Convergence idéologique, intérêts économiques, militaires, volonté de dépasser l’ordre multilatéral finissant érigé par un Occident dont les valeurs les menacent: les président chinois Xi Jinping et russe Vladimir Poutine partagent beaucoup de vues. Mais ils ne sont pas alliés, chacun jouant dans une catégorie différente et ayant ses propres intérêts bien compris, soulignent des experts.
“Ce n’est pas un bloc mais un vrai partenariat, déséquilibré et hétérogène”, estime le chercheur Cyrille Bret, de l’Institut Jacques Delors à Paris.
Pour autant, il ne s’agit pas uniquement d'”un mariage d’intérêt” analyse la chercheuse Alice Ekman, analyste responsable de l’Asie à l’Institut d’études de sécurité de l’Union européenne (EUISS). “Il existe beaucoup de points de convergences” entre eux.
“La Chine a une lecture assez convergente avec celle de la Russie sur les tensions avec les Etats-Unis, avec l’Otan, et ce qu’il considère +l’Occident+ au sens large”, estime Mme Ekman. “Ce n’est pas un bloc bien défini, mais on est clairement dans une polarisation du monde”.
“Il n’y a pas de ciment idéologique entre les deux pays, mais une vision commune des relations internationales, de +désoccidentalisation+ du monde”, pour M. Bret.
Emmanuel Dupuy, président de l’Institut Prospective et Securité en Europe (IPSE), qui préfère pour sa part parler de “bloc élastique”, souligne “la réalité stratégique de ce rapprochement”, illustrée par des exercices militaires conjoints qui se multiplient.
Les deux pays collaborent aussi dans les domaines énergétiques, spatial, et coordonnent leurs actions dans les instances internationales existantes.
Au final, pour M. Dupuy, une configuration se met en place à travers plusieurs organisations, dont l’Organisation de Coopération de Shanghai (OCS, cadre de la réunion Xi-Poutine de jeudi, ndlr), confirmant “une +orientalisation+ des relations internationales”.

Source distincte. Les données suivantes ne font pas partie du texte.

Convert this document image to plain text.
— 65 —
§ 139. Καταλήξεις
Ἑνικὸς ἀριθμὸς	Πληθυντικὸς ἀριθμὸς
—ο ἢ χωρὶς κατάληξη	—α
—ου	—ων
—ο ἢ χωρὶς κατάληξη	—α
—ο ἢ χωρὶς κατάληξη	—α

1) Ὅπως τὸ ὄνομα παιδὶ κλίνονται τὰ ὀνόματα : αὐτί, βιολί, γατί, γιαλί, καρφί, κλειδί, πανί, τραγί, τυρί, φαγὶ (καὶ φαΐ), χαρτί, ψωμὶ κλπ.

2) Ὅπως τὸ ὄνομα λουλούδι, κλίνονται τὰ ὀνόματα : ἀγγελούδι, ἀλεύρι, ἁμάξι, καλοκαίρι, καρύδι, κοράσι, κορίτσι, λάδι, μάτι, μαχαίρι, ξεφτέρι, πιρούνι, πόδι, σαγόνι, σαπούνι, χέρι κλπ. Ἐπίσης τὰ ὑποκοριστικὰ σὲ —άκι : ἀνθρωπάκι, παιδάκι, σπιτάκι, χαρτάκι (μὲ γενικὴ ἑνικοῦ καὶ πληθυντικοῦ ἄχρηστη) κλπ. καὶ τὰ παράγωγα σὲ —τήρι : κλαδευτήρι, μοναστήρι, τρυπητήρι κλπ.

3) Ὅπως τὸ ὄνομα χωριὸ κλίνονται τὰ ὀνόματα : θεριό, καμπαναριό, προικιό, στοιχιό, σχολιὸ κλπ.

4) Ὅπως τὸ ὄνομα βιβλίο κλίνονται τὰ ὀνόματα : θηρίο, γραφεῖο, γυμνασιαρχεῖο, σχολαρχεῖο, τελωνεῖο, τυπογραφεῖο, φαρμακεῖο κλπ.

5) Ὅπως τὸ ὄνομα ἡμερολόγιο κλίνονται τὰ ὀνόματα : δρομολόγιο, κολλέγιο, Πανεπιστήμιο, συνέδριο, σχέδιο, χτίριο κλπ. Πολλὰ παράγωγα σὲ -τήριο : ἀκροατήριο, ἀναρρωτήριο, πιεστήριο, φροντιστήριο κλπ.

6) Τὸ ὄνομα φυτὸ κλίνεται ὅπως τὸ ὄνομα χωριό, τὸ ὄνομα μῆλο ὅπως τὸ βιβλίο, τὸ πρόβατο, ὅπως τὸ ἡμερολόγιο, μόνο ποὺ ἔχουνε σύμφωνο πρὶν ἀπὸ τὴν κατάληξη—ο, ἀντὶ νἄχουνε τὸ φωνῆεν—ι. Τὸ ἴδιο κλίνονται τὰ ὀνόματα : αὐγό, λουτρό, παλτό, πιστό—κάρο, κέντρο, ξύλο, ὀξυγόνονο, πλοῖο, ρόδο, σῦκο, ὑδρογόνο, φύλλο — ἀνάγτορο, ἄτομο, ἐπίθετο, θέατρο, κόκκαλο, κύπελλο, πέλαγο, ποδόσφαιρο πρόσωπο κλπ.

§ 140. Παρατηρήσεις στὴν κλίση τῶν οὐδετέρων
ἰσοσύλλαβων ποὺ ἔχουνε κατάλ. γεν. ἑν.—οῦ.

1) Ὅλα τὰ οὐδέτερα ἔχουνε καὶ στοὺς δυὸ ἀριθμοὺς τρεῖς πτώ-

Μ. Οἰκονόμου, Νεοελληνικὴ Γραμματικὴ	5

Cela “va d’ailleurs sans doute s’exprimer de manière plus unitaire lors de la prochaine Assemblée générale des Nations unies”, alors qu’au sommet de l’OCS à Samarcande étaient conviés les dirigeants du Belarus, d’Iran, d’Inde, du Pakistan et de plusieurs pays d’Asie centrale qui ont pu partager leurs vues avec Xi Jinping et Vladimir Poutine à quelques jours de la réunion des dirigeants mondiaux à New-York.

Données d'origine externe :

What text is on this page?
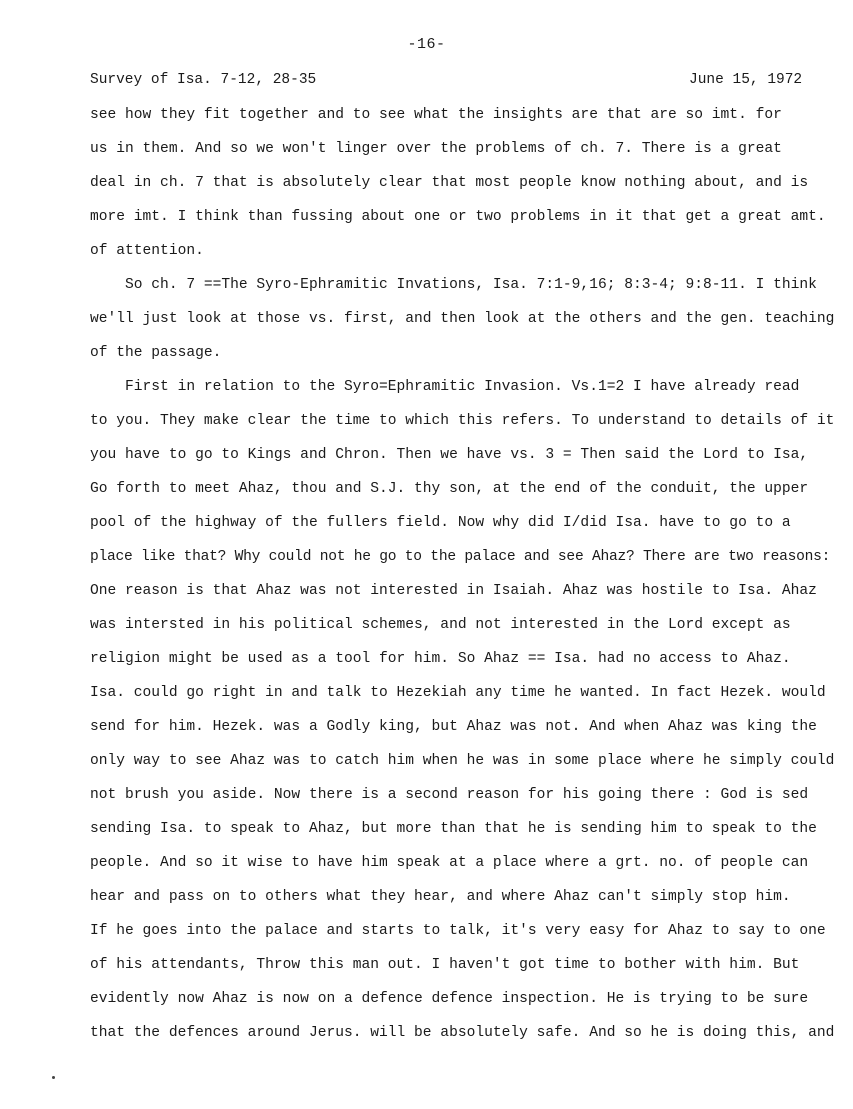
-16-
Survey of Isa. 7-12, 28-35	June 15, 1972
see how they fit together and to see what the insights are that are so imt. for
us in them. And so we won't linger over the problems of ch. 7. There is a great
deal in ch. 7 that is absolutely clear that most people know nothing about, and is
more imt. I think than fussing about one or two problems in it that get a great amt.
of attention.
So ch. 7 ==The Syro-Ephramitic Invations, Isa. 7:1-9,16; 8:3-4; 9:8-11. I think
we'll just look at those vs. first, and then look at the others and the gen. teaching
of the passage.
First in relation to the Syro=Ephramitic Invasion. Vs.1=2 I have already read
to you. They make clear the time to which this refers. To understand to details of it
you have to go to Kings and Chron. Then we have vs. 3 = Then said the Lord to Isa,
Go forth to meet Ahaz, thou and S.J. thy son, at the end of the conduit, the upper
pool of the highway of the fullers field. Now why did I/did Isa. have to go to a
place like that? Why could not he go to the palace and see Ahaz? There are two reasons:
One reason is that Ahaz was not interested in Isaiah. Ahaz was hostile to Isa. Ahaz
was intersted in his political schemes, and not interested in the Lord except as
religion might be used as a tool for him. So Ahaz == Isa. had no access to Ahaz.
Isa. could go right in and talk to Hezekiah any time he wanted. In fact Hezek. would
send for him. Hezek. was a Godly king, but Ahaz was not. And when Ahaz was king the
only way to see Ahaz was to catch him when he was in some place where he simply could
not brush you aside. Now there is a second reason for his going there : God is sed
sending Isa. to speak to Ahaz, but more than that he is sending him to speak to the
people. And so it wise to have him speak at a place where a grt. no. of people can
hear and pass on to others what they hear, and where Ahaz can't simply stop him.
If he goes into the palace and starts to talk, it's very easy for Ahaz to say to one
of his attendants, Throw this man out. I haven't got time to bother with him. But
evidently now Ahaz is now on a defence defence inspection. He is trying to be sure
that the defences around Jerus. will be absolutely safe. And so he is doing this, and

Pas d’alliés mais des partenaires
Mais Pékin et Moscou ne sont pas sur un pied d’égalité, très loin de là.
“La Russie va à Canossa en se rapprochant de cette organisation créée par la Chine, initialement pour limiter l’action russe en Asie centrale. Cela montre à quel point Poutine a besoin de la Chine”, estime M. Dupuy.
Isolée et sanctionnée à l’Ouest, “la Russie doit faire un pivot vers l’est et elle n’a pas mille possibilités”, résume M. Bret.
“La Chine est plus forte que la Russie. Et ses intérêts sont plus globaux et plus divers. L’objectif de Pékin est de préserver son entente avec la Russie au niveau stratégique, pour contrer le pouvoir américain”, juge Evan Feigenbaum du centre Carnegie Endowment for International Peace.
“Mais sans avoir à soutenir Moscou au niveau tactique, puisque Pékin bénéficie de l’accès aux marchés mondiaux, évite les sanctions et noue des relations avec des pays, comme ceux d’Asie centrale, qui sont terrifiés par la Russie”.
“La Chine n’a pas d’alliés mais des partenaires, elle a une stratégie de coalition, rappelle Mme Ekman.
Pour l’historien Pierre Grosser, le soutien de Xi Jinping à Poutine peut s’avérer “un piège pour la Chine”.
L’hostilité russe envers l’Occident “obligent à suivre une pente dangereuse de confrontation qui rend difficile une coexistence pacifique, alors que la Chine a encore besoin économiquement et technologiquement des échanges avec les grands pays capitalistes”, écrit-il dans la revue Politique étrangère de l’Ifri.
Néanmoins, selon Mme Ekman, “dans un contexte de tensions très fortes et prolongées entre Pékin et Washington”, la Chine “considère avoir intérêt à accélérer son rapprochement avec la Russie”.
Une situation qui ne laisse pas d’inquiéter, notamment à Taïwan, où le gouvernement a estimé vendredi que le renforcement des liens entre Moscou et Pékin nuisait à “la paix internationale”.